Do You Take This Man (83)



Blood drained from my face as the bride’s twisted expression suddenly made a lot more sense. “I didn’t know that,” I said, uncrossing my arms and stepping closer, shoulders back and on the defensive. “I didn’t read your texts or emails. I didn’t want to hear your excuses or pity. Why didn’t you bring it up in person this morning?”

His eyes were hard when they met mine. “Because you’ve made it very clear you don’t want to talk to me, and I thought a grown professional would read their damn emails.”

“Don’t take that condescending tone with me.”

“You don’t get to police my tone. Do you even feel bad about this? You’re so set on putting me in my place. Can you step outside your ice palace long enough to even accept an iota of culpability?”

“My ice palace?” We were almost toe-to-toe, the sounds of the crowd around the corner. “I didn’t say I wasn’t at fault. I should have checked the messages. I didn’t want to deal with your apologies, so I didn’t look.”

“You think I was going to apologize for not playing your endless game of hot and cold on the worst day of the year for me? You make it so hard to—” He held up his palms, stepping back and leaving the sentence unfinished.

“I make it hard to what?”

Lear let out a slow breath and his expression was tight, features dark and severe in a way I’d never seen before. “Forget it, RJ.”

“No, say it.” I stepped closer and into his space, daring him to confirm what I already knew.

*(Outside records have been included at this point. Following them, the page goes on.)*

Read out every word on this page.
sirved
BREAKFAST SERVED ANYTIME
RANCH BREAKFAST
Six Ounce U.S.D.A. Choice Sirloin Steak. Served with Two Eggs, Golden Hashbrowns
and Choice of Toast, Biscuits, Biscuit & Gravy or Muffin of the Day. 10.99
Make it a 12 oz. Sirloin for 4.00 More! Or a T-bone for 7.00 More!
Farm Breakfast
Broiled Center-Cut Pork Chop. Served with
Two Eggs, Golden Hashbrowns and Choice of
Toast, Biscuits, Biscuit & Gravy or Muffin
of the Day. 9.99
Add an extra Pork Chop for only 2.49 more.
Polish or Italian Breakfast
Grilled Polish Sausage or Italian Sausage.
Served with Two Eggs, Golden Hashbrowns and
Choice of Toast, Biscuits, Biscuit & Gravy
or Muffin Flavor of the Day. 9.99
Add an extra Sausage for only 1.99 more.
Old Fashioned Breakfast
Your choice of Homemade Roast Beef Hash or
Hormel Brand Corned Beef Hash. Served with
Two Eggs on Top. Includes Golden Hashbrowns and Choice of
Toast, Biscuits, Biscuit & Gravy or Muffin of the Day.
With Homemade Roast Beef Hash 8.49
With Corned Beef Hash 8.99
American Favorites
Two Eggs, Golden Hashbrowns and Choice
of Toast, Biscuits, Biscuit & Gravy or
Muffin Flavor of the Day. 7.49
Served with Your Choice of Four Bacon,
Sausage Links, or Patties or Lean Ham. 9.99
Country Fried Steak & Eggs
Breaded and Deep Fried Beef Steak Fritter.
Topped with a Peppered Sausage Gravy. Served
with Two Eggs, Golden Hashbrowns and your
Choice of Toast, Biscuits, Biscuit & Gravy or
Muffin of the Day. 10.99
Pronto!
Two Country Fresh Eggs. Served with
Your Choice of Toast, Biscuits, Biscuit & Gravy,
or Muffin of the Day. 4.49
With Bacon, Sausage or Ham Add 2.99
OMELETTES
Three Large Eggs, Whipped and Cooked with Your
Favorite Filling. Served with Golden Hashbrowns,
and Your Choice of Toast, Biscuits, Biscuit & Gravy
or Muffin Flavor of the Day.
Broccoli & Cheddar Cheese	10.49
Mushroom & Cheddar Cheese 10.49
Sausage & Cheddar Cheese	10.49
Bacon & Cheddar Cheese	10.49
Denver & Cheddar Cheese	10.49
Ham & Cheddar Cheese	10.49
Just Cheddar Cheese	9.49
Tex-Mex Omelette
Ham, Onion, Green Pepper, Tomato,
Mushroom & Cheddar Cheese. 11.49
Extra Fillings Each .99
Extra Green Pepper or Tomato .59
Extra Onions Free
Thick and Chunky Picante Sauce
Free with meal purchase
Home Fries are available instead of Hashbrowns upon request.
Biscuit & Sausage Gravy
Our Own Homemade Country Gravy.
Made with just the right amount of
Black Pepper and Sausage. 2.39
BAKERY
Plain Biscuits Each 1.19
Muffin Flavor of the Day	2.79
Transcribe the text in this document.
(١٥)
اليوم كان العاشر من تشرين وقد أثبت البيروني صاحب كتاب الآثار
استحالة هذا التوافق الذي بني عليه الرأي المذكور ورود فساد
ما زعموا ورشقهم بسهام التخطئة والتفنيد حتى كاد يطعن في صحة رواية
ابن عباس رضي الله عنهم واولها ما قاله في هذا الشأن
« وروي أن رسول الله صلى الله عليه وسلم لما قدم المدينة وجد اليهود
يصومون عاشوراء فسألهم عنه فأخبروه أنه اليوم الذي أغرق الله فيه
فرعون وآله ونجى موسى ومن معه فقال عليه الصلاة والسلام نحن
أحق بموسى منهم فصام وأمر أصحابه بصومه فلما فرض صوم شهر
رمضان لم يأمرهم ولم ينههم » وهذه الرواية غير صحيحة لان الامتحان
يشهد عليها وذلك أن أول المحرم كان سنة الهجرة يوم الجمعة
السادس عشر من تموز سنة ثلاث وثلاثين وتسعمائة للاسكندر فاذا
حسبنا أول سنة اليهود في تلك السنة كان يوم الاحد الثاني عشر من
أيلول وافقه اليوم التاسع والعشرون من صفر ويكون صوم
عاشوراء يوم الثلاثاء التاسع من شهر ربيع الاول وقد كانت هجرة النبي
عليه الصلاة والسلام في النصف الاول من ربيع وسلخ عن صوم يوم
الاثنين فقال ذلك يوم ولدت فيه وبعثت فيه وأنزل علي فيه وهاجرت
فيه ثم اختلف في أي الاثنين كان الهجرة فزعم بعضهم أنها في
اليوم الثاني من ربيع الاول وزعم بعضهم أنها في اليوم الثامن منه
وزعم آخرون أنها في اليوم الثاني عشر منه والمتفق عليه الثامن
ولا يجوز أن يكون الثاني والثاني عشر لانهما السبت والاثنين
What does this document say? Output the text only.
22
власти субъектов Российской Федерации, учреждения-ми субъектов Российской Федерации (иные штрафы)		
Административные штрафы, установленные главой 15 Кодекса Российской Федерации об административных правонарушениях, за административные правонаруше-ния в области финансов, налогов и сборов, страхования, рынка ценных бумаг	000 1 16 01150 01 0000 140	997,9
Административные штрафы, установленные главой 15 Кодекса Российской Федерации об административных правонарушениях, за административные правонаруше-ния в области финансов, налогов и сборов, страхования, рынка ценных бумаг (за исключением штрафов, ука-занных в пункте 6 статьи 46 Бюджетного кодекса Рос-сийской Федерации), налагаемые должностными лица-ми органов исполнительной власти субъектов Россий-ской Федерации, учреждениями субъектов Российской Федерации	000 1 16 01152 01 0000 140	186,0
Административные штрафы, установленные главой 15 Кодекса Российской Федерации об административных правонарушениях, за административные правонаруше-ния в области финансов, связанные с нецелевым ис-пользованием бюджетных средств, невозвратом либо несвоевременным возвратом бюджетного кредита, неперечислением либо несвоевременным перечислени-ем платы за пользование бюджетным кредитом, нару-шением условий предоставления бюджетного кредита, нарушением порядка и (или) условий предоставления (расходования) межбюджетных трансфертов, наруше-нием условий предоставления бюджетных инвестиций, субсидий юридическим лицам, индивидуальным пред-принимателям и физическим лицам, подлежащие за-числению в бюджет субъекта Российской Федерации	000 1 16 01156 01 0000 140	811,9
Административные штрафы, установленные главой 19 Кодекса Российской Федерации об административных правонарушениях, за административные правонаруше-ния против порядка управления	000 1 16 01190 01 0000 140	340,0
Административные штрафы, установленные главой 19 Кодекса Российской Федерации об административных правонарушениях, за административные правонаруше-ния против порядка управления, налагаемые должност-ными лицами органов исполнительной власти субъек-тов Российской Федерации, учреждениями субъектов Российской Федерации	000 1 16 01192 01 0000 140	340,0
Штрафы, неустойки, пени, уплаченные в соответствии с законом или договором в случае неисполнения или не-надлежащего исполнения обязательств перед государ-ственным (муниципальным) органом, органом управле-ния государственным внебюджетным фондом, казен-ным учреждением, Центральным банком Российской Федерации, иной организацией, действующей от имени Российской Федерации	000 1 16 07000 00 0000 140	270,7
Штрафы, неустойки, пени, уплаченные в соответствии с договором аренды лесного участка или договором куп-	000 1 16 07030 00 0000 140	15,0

“I said what I needed to say about the ceremony.” He took another step back. “The rest doesn’t matter.”

“That’s never stopped you from saying something before.” I crossed my arms over my chest, wishing they could cover all of me. I felt naked, as if the only way to stop his words from sinking in was to stay on the offensive, even though I heard the words coming out of my mouth and tasted how wrong they were.

When he stepped forward again, the movement took me off guard, his body centimeters from mine, our faces so close I could kiss him if I wanted to. I didn’t want to. “Fine. You’re so afraid someone else is going to leave you that you push everyone away.” His features were sharp, more defined than usual, and his jaw was set as he stared at my face. “I didn’t come up to your place because I couldn’t trust you’d want me the next day. It’s like you need me to be small so you wouldn’t miss me if I left, and maybe you wouldn’t, but I can’t subject myself to those games.”

“I was clear about what this was.” I pressed my finger to his chest. In the small space, our voices were hushed but felt loud and permanent. “You caught feelings after I told you not to.” And gave them to me. “The endless game of hot and cold? That was me reminding you what we agreed to and you pushing for more.”

“You’re going to stand here and tell me you didn’t feel things?” Lear motioned between us. “That I imagined what it was like when we were together?”

“Believe me, I regret entertaining those feelings.” My heart beat heavy and fast as if this were fight or flight, and I wanted to flee, but I couldn’t back down. “Feelings lead to pain and betrayal. You might remember that better than anyone.” I bit my tongue hard after I said it, seeing how the hit landed like a slap and his eyes widened. I regretted it immediately.

“I guess I should.” He gave a small shake of his head. “Is this when you drag me into a back room to fuck while you tell me how little you care about me? Give me a few minutes. I can’t turn off my heart as fast as you.”

I held his gaze, commanding my face not to give away any sign of how much his words had cut me.

“I thought there was something special about you, but you make it impossible to—”

“Care for me?” Love me. Like me. Take a chance on me. Familiar heat and anger and embarrassment prickled over my skin. I held his cold stare, heat behind my eyes at his silent response. He didn’t say anything. I’d asked him to love me, indirectly, in my own way, but I had asked, and now his mouth was set in a straight line. “Don’t worry. I will never ask you to again. In fact, I’ll ask you to forget you ever knew me.”

I walked fast to get out of there before the tears broke through my armor. Between the wedding ceremony and the mounting shame and regret I felt over opening up my heart to Lear, I needed out. I needed to be away from the maybes this wedding stuff had made me consider. I was almost to the exit when I caught the eye of Dina Mayfield standing near a tall man, their hands brushing casually, fingers grazing in a flash, but in the intentional contact only ever found between lovers. I doubt anyone else would have noticed it, but it was one of those clear milliseconds, and the man was not Andrew Mayfield. It was the chairman of the board for the Avente Foundation.

And in that moment, with everything Lear and I had just said to each other, the possibility of something romantic to believe in had never felt like a bigger illusion.





Chapter 44


Lear





MY PHONE BUZZED on the nightstand like an incessant fly in my ear. I finally rolled over to silence it. My mouth tasted like I’d slept with an old gym sock in it, and my head rejected the movement. The bottle of Jack I’d finished the night before clattered to the floor, and I groped for my phone without moving my head from under the shade of the blanket. I had a brief recollection of stumbling to the bathroom, which was probably the only reason my bladder wasn’t joining the party of body parts cursing me. I’m drinking too much. I knew it was true, and I made a promise to myself to get my head back in order.